McDonnell proposes budget amendment to eliminate accelerated sales tax for half of Virginia businesses still paying it
The governor will include $20.8 million in the budget to facilitate removing the budget balancing gimmick, which will raise the threshold from $26 million of taxable sales to $48.5 million. Only the top 200 dealers will still be required to make AST payments of 90 percent of their previous June 2012 sales tax liability. The governor’s action substantially speeds up the process of removing the Accelerated Sales Tax.
“The accelerated sales tax is bad policy and needs to be eliminated as quickly as we can,” McDonnell said. “That’s why I asked the General Assembly to begin eliminating it two years ahead of schedule in 2011 and why I am including another $20.8 million in my proposed budget amendments this year to eliminate the accelerated sales tax for half of Virginia retailers now paying it. I have always opposed the policy of playing budget games with sales tax receipts.
“The accelerated sales tax penalizes Virginia retailers and merchants and skews states revenues. When the General Assembly acts on this proposal, we will have removed the AST from 98 percent of the retailers originally required to make AST payments by 2014. We need to get this anti-business policy off our books as soon as possible and I hope the General Assembly will support this budget proposal.”
Jodi Roth, on behalf of the Virginia Retail Merchants Association, said “We applaud the governor for his commitment to raise the threshold on AST thereby reducing the number of retailers impacted by this burden.”

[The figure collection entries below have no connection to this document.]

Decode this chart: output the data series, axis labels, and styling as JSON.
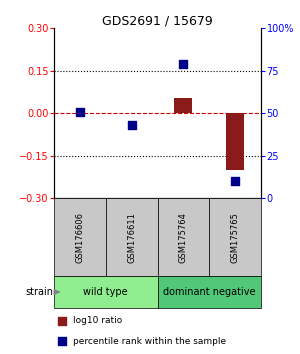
{
  "title": "GDS2691 / 15679",
  "samples": [
    "GSM176606",
    "GSM176611",
    "GSM175764",
    "GSM175765"
  ],
  "log10_ratio": [
    0.0,
    0.0,
    0.055,
    -0.2
  ],
  "percentile_rank": [
    51,
    43,
    79,
    10
  ],
  "groups": [
    {
      "label": "wild type",
      "samples": [
        0,
        1
      ],
      "color": "#90EE90"
    },
    {
      "label": "dominant negative",
      "samples": [
        2,
        3
      ],
      "color": "#50C878"
    }
  ],
  "ylim_left": [
    -0.3,
    0.3
  ],
  "ylim_right": [
    0,
    100
  ],
  "yticks_left": [
    -0.3,
    -0.15,
    0,
    0.15,
    0.3
  ],
  "yticks_right": [
    0,
    25,
    50,
    75,
    100
  ],
  "hlines_dotted": [
    -0.15,
    0.15
  ],
  "bar_color": "#8B1A1A",
  "dot_color": "#00008B",
  "bar_width": 0.35,
  "dot_size": 35,
  "zero_line_color": "#CC0000",
  "bg_sample_row": "#C8C8C8",
  "bg_group_row1": "#90EE90",
  "bg_group_row2": "#50C878"
}
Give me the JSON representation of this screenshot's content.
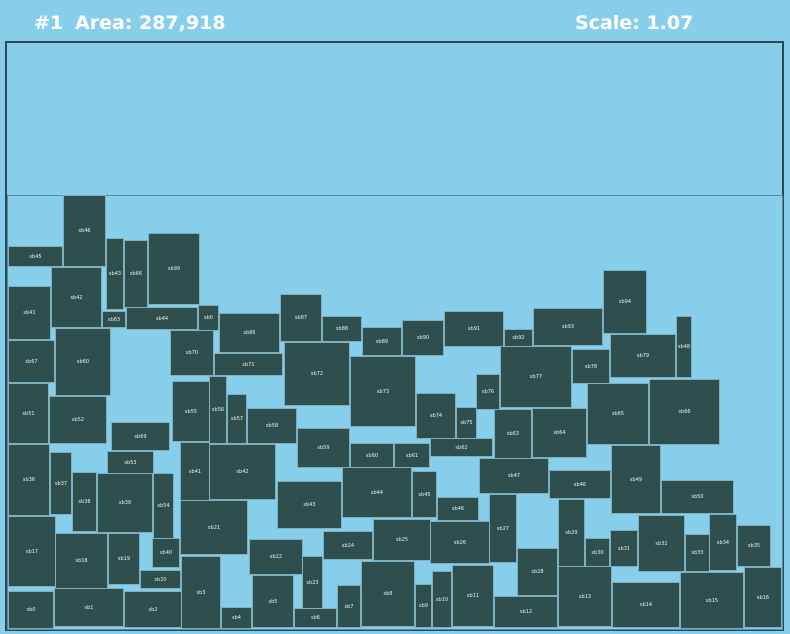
{
  "header": {
    "index": "#1",
    "area": "Area: 287,918",
    "scale": "Scale: 1.07"
  },
  "colors": {
    "background": "#87CEEB",
    "box": "#2F4F4F",
    "text": "#FFFFFF"
  },
  "boxes": [
    {
      "id": "sb46"
    },
    {
      "id": "sb45"
    },
    {
      "id": "sb43"
    },
    {
      "id": "sb66"
    },
    {
      "id": "sb99"
    },
    {
      "id": "sb41"
    },
    {
      "id": "sb42"
    },
    {
      "id": "sb63"
    },
    {
      "id": "sb44"
    },
    {
      "id": "sb0"
    },
    {
      "id": "sb86"
    },
    {
      "id": "sb87"
    },
    {
      "id": "sb88"
    },
    {
      "id": "sb89"
    },
    {
      "id": "sb90"
    },
    {
      "id": "sb91"
    },
    {
      "id": "sb92"
    },
    {
      "id": "sb93"
    },
    {
      "id": "sb94"
    },
    {
      "id": "sb48"
    },
    {
      "id": "sb67"
    },
    {
      "id": "sb60"
    },
    {
      "id": "sb70"
    },
    {
      "id": "sb71"
    },
    {
      "id": "sb72"
    },
    {
      "id": "sb73"
    },
    {
      "id": "sb76"
    },
    {
      "id": "sb77"
    },
    {
      "id": "sb78"
    },
    {
      "id": "sb79"
    },
    {
      "id": "sb51"
    },
    {
      "id": "sb52"
    },
    {
      "id": "sb55"
    },
    {
      "id": "sb56"
    },
    {
      "id": "sb57"
    },
    {
      "id": "sb58"
    },
    {
      "id": "sb74"
    },
    {
      "id": "sb75"
    },
    {
      "id": "sb63"
    },
    {
      "id": "sb64"
    },
    {
      "id": "sb65"
    },
    {
      "id": "sb66"
    },
    {
      "id": "sb69"
    },
    {
      "id": "sb59"
    },
    {
      "id": "sb60"
    },
    {
      "id": "sb61"
    },
    {
      "id": "sb62"
    },
    {
      "id": "sb36"
    },
    {
      "id": "sb37"
    },
    {
      "id": "sb53"
    },
    {
      "id": "sb38"
    },
    {
      "id": "sb39"
    },
    {
      "id": "sb41"
    },
    {
      "id": "sb42"
    },
    {
      "id": "sb47"
    },
    {
      "id": "sb46"
    },
    {
      "id": "sb49"
    },
    {
      "id": "sb54"
    },
    {
      "id": "sb43"
    },
    {
      "id": "sb44"
    },
    {
      "id": "sb45"
    },
    {
      "id": "sb46"
    },
    {
      "id": "sb27"
    },
    {
      "id": "sb50"
    },
    {
      "id": "sb17"
    },
    {
      "id": "sb18"
    },
    {
      "id": "sb19"
    },
    {
      "id": "sb40"
    },
    {
      "id": "sb21"
    },
    {
      "id": "sb22"
    },
    {
      "id": "sb24"
    },
    {
      "id": "sb25"
    },
    {
      "id": "sb26"
    },
    {
      "id": "sb29"
    },
    {
      "id": "sb30"
    },
    {
      "id": "sb31"
    },
    {
      "id": "sb32"
    },
    {
      "id": "sb33"
    },
    {
      "id": "sb34"
    },
    {
      "id": "sb35"
    },
    {
      "id": "sb20"
    },
    {
      "id": "sb23"
    },
    {
      "id": "sb28"
    },
    {
      "id": "sb3"
    },
    {
      "id": "sb0"
    },
    {
      "id": "sb1"
    },
    {
      "id": "sb2"
    },
    {
      "id": "sb4"
    },
    {
      "id": "sb5"
    },
    {
      "id": "sb6"
    },
    {
      "id": "sb7"
    },
    {
      "id": "sb8"
    },
    {
      "id": "sb9"
    },
    {
      "id": "sb10"
    },
    {
      "id": "sb11"
    },
    {
      "id": "sb12"
    },
    {
      "id": "sb13"
    },
    {
      "id": "sb14"
    },
    {
      "id": "sb15"
    },
    {
      "id": "sb16"
    }
  ]
}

In fiscal year 2010, which began on July 1, 2009, at the height of the Great Recession, the General Assembly required certain merchants to pre-pay a portion of their July 2010 sales tax remittance in June. This policy change, commonly known as the accelerated sales tax payment, applied to all dealers with $1 million or more in taxable sales and/or purchases in the previous year and was equal to 90 percent of their retail sales and use tax liability paid in June of the previous year. In the 2011 session, encouraged by Governor McDonnell, the General Assembly reversed part of this policy change by raising the $1 million or more taxable sales and/or purchases threshold to a level of $5.4 million or greater in the previous year.
This change relieved 7,026 dealers from the accelerated sales tax requirement and decreased revenues by $45.7 million. Last December, Governor McDonnell asked the General Assembly to appropriate $50 million in the biennial budget to allow for the elimination of the accelerated sales tax requirement for 1,407 more retailers, and the change was incorporated into the biennial budget.